Within the reductive tumour microenvironment, the platinum(IV) complexes are gradually reduced to release active platinum(II) species, enabling controlled drug release without requiring additional linker structures.
Functional studies demonstrated that the low-dose platinum delivered by Pt-ADCs was insufficient to induce substantial tumour cell death directly, but effectively upregulated MHC-I expression, enhanced antigen processing and presentation, and activated immune-related signalling pathways.
As a result, tumour cells remained in a sustained immune-recognisable state.
In syngeneic tumour models, this strategy significantly promoted the expansion of tumour-reactive T-cell receptor (TCR) clonotypes and showed strong synergy with anti-PD-1 therapy, enhancing CD8-positive T-cell-mediated anti-tumour immune responses and achieving tumour suppression superior to either monotherapy or simple combination treatment.
In addition, ICP-MS quantitative analysis demonstrated that Pt-ADCs substantially reduced platinum exposure in non-tumour tissues, thereby alleviating systemic toxicity.
Further kinetic studies revealed that rational design of the axial ligands enabled tunable and stepwise reductive release of platinum(IV) payloads within the tumour microenvironment.
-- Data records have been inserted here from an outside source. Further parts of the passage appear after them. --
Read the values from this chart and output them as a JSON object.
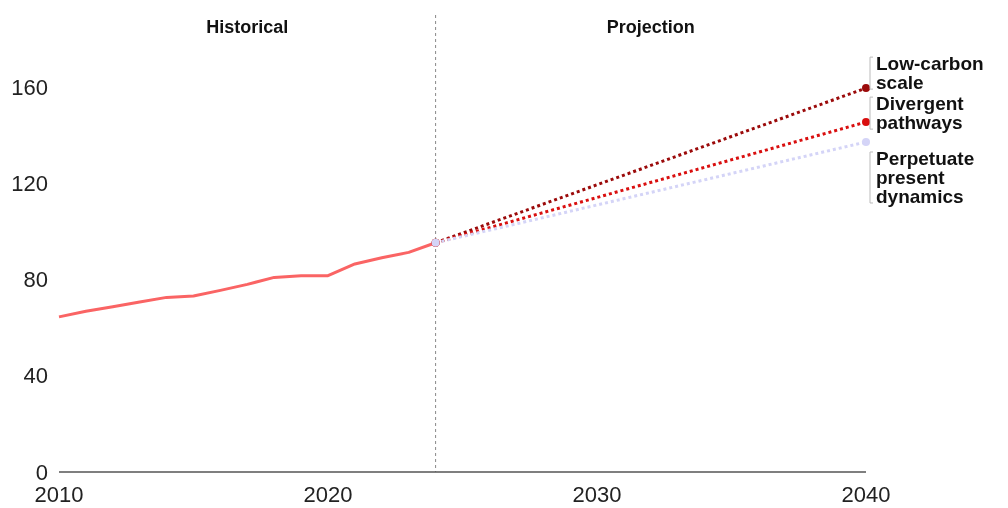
{
  "chart_data": {
    "type": "line",
    "xlim": [
      2010,
      2040
    ],
    "xticks": [
      2010,
      2020,
      2030,
      2040
    ],
    "ylim": [
      0,
      190
    ],
    "yticks": [
      0,
      40,
      80,
      120,
      160
    ],
    "grid": false,
    "legend": "right",
    "annotations": [
      "Historical",
      "Projection"
    ],
    "ref_lines": [
      {
        "axis": "x",
        "value": 2024,
        "color": "#888888",
        "line_style": "dotted"
      }
    ],
    "series": [
      {
        "color": "#fa6464",
        "line_style": "solid",
        "marker": "none",
        "x": [
          2010,
          2011,
          2012,
          2013,
          2014,
          2015,
          2016,
          2017,
          2018,
          2019,
          2020,
          2021,
          2022,
          2023,
          2024
        ],
        "values": [
          64.5,
          66.8,
          68.7,
          70.7,
          72.6,
          73.2,
          75.5,
          78,
          80.9,
          81.6,
          81.6,
          86.5,
          89.1,
          91.3,
          95.3
        ]
      },
      {
        "name": "Low-carbon scale",
        "color": "#9b0a0a",
        "line_style": "dotted",
        "marker": "circle",
        "x": [
          2024,
          2040
        ],
        "values": [
          95.3,
          159.6
        ]
      },
      {
        "name": "Divergent pathways",
        "color": "#d90f0f",
        "line_style": "dotted",
        "marker": "circle",
        "x": [
          2024,
          2040
        ],
        "values": [
          95.3,
          145.5
        ]
      },
      {
        "name": "Perpetuate present dynamics",
        "color": "#d4d4f7",
        "line_style": "dotted",
        "marker": "circle",
        "x": [
          2024,
          2040
        ],
        "values": [
          95.3,
          137.2
        ]
      }
    ]
  }
}
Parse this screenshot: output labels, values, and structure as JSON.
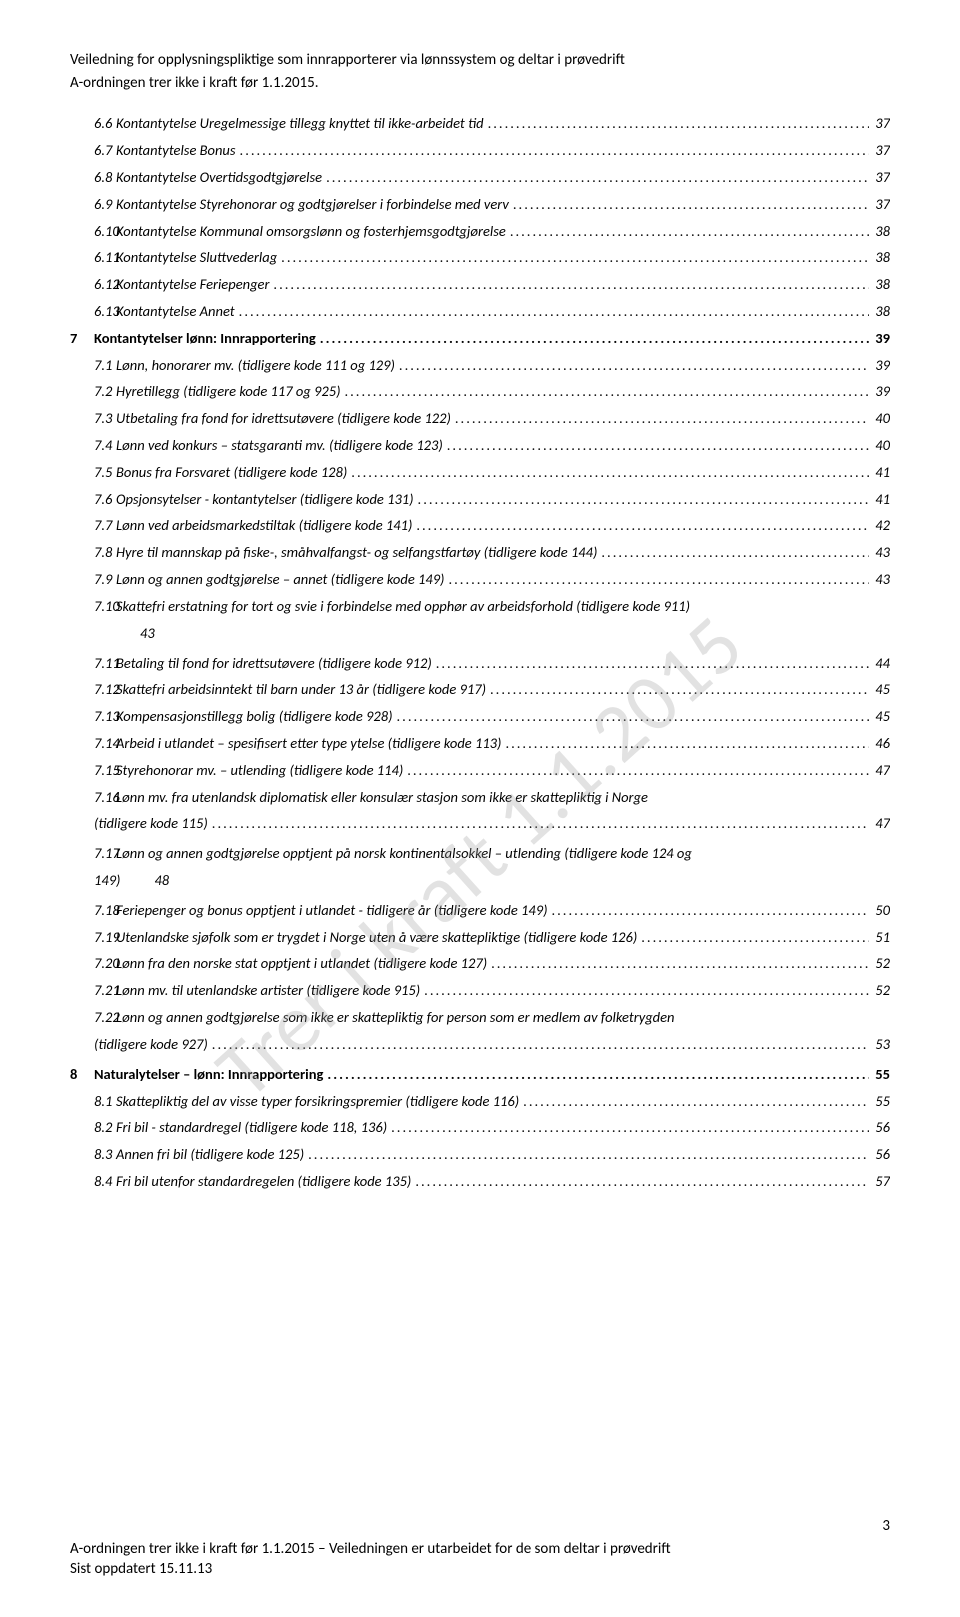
{
  "header": {
    "title": "Veiledning for opplysningspliktige som innrapporterer via lønnssystem og deltar i prøvedrift",
    "subtitle": "A-ordningen trer ikke i kraft før 1.1.2015."
  },
  "watermark": "Trer i kraft 1.1.2015",
  "page_number": "3",
  "footer": {
    "line1": "A-ordningen trer ikke i kraft før 1.1.2015 – Veiledningen er utarbeidet for de som deltar i prøvedrift",
    "line2": "Sist oppdatert 15.11.13"
  },
  "toc": [
    {
      "num": "6.6",
      "text": "Kontantytelse Uregelmessige tillegg knyttet til ikke-arbeidet tid",
      "page": "37"
    },
    {
      "num": "6.7",
      "text": "Kontantytelse Bonus",
      "page": "37"
    },
    {
      "num": "6.8",
      "text": "Kontantytelse Overtidsgodtgjørelse",
      "page": "37"
    },
    {
      "num": "6.9",
      "text": "Kontantytelse Styrehonorar og godtgjørelser i forbindelse med verv",
      "page": "37"
    },
    {
      "num": "6.10",
      "text": "Kontantytelse Kommunal omsorgslønn og fosterhjemsgodtgjørelse",
      "page": "38"
    },
    {
      "num": "6.11",
      "text": "Kontantytelse Sluttvederlag",
      "page": "38"
    },
    {
      "num": "6.12",
      "text": "Kontantytelse Feriepenger",
      "page": "38"
    },
    {
      "num": "6.13",
      "text": "Kontantytelse Annet",
      "page": "38"
    },
    {
      "type": "chapter",
      "chapnum": "7",
      "text": "Kontantytelser lønn: Innrapportering",
      "page": "39"
    },
    {
      "num": "7.1",
      "text": "Lønn, honorarer mv. (tidligere kode 111 og 129)",
      "page": "39"
    },
    {
      "num": "7.2",
      "text": "Hyretillegg (tidligere kode 117 og 925)",
      "page": "39"
    },
    {
      "num": "7.3",
      "text": "Utbetaling fra fond for idrettsutøvere  (tidligere kode 122)",
      "page": "40"
    },
    {
      "num": "7.4",
      "text": "Lønn ved konkurs – statsgaranti mv.  (tidligere kode 123)",
      "page": "40"
    },
    {
      "num": "7.5",
      "text": "Bonus fra Forsvaret  (tidligere kode 128)",
      "page": "41"
    },
    {
      "num": "7.6",
      "text": "Opsjonsytelser - kontantytelser  (tidligere kode 131)",
      "page": "41"
    },
    {
      "num": "7.7",
      "text": "Lønn ved arbeidsmarkedstiltak  (tidligere kode 141)",
      "page": "42"
    },
    {
      "num": "7.8",
      "text": "Hyre til mannskap på fiske-, småhvalfangst- og selfangstfartøy (tidligere kode 144)",
      "page": "43"
    },
    {
      "num": "7.9",
      "text": "Lønn og annen godtgjørelse – annet  (tidligere kode 149)",
      "page": "43"
    },
    {
      "num": "7.10",
      "text": "Skattefri erstatning for tort og svie i forbindelse med opphør av arbeidsforhold  (tidligere kode 911)",
      "cont": "43"
    },
    {
      "num": "7.11",
      "text": "Betaling til fond for idrettsutøvere (tidligere kode 912)",
      "page": "44"
    },
    {
      "num": "7.12",
      "text": "Skattefri arbeidsinntekt til barn under 13 år  (tidligere kode 917)",
      "page": "45"
    },
    {
      "num": "7.13",
      "text": "Kompensasjonstillegg bolig  (tidligere kode 928)",
      "page": "45"
    },
    {
      "num": "7.14",
      "text": "Arbeid i utlandet – spesifisert etter type ytelse   (tidligere kode 113)",
      "page": "46"
    },
    {
      "num": "7.15",
      "text": "Styrehonorar mv. – utlending  (tidligere kode 114)",
      "page": "47"
    },
    {
      "num": "7.16",
      "text": "Lønn mv. fra utenlandsk diplomatisk eller konsulær stasjon som ikke er skattepliktig i Norge",
      "cont_prefix": "(tidligere kode 115)",
      "page": "47"
    },
    {
      "num": "7.17",
      "text": "Lønn og annen godtgjørelse opptjent på norsk kontinentalsokkel – utlending  (tidligere kode 124 og",
      "cont_prefix": "149)",
      "cont_suffix": "48"
    },
    {
      "num": "7.18",
      "text": "Feriepenger og bonus opptjent i utlandet - tidligere år  (tidligere kode 149)",
      "page": "50"
    },
    {
      "num": "7.19",
      "text": "Utenlandske sjøfolk som er trygdet i Norge uten å være skattepliktige (tidligere kode 126)",
      "page": "51"
    },
    {
      "num": "7.20",
      "text": "Lønn fra den norske stat opptjent i utlandet (tidligere kode 127)",
      "page": "52"
    },
    {
      "num": "7.21",
      "text": "Lønn mv. til utenlandske artister (tidligere kode 915)",
      "page": "52"
    },
    {
      "num": "7.22",
      "text": "Lønn og annen godtgjørelse som ikke er skattepliktig for person som er medlem av folketrygden",
      "cont_prefix": "(tidligere kode 927)",
      "page": "53"
    },
    {
      "type": "chapter",
      "chapnum": "8",
      "text": "Naturalytelser – lønn: Innrapportering",
      "page": "55"
    },
    {
      "num": "8.1",
      "text": "Skattepliktig del av visse typer forsikringspremier  (tidligere kode 116)",
      "page": "55"
    },
    {
      "num": "8.2",
      "text": "Fri bil - standardregel (tidligere kode 118, 136)",
      "page": "56"
    },
    {
      "num": "8.3",
      "text": "Annen fri bil (tidligere kode 125)",
      "page": "56"
    },
    {
      "num": "8.4",
      "text": "Fri bil utenfor standardregelen (tidligere kode 135)",
      "page": "57"
    }
  ]
}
The optimised system maintained good serum stability while allowing mild and sustained platinum release, thereby maintaining low but persistent platinum levels within tumours over extended periods.
This release pattern helped sustain MHC-I upregulation and immune activation while avoiding the cytotoxic or immunosuppressive effects associated with transient high platinum concentrations, ultimately establishing an adjustable functional balance between “immune activation” and “cytotoxicity.”
Overall, this study proposes a new platinum-based therapeutic strategy characterised by “low toxicity but high immunogenicity.” By constructing structurally defined Pt-ADCs, the researchers achieved low-dose tumour-targeted platinum delivery and controlled release, effectively enhancing tumour immunogenicity without relying on strong cytotoxic effects, while significantly improving the efficacy of immune checkpoint blockade therapy.
This work not only provides a chemical and biological foundation for the precise regulation of “metal immune effects,” but also opens new avenues for the application of platinum drugs in precision cancer immunotherapy.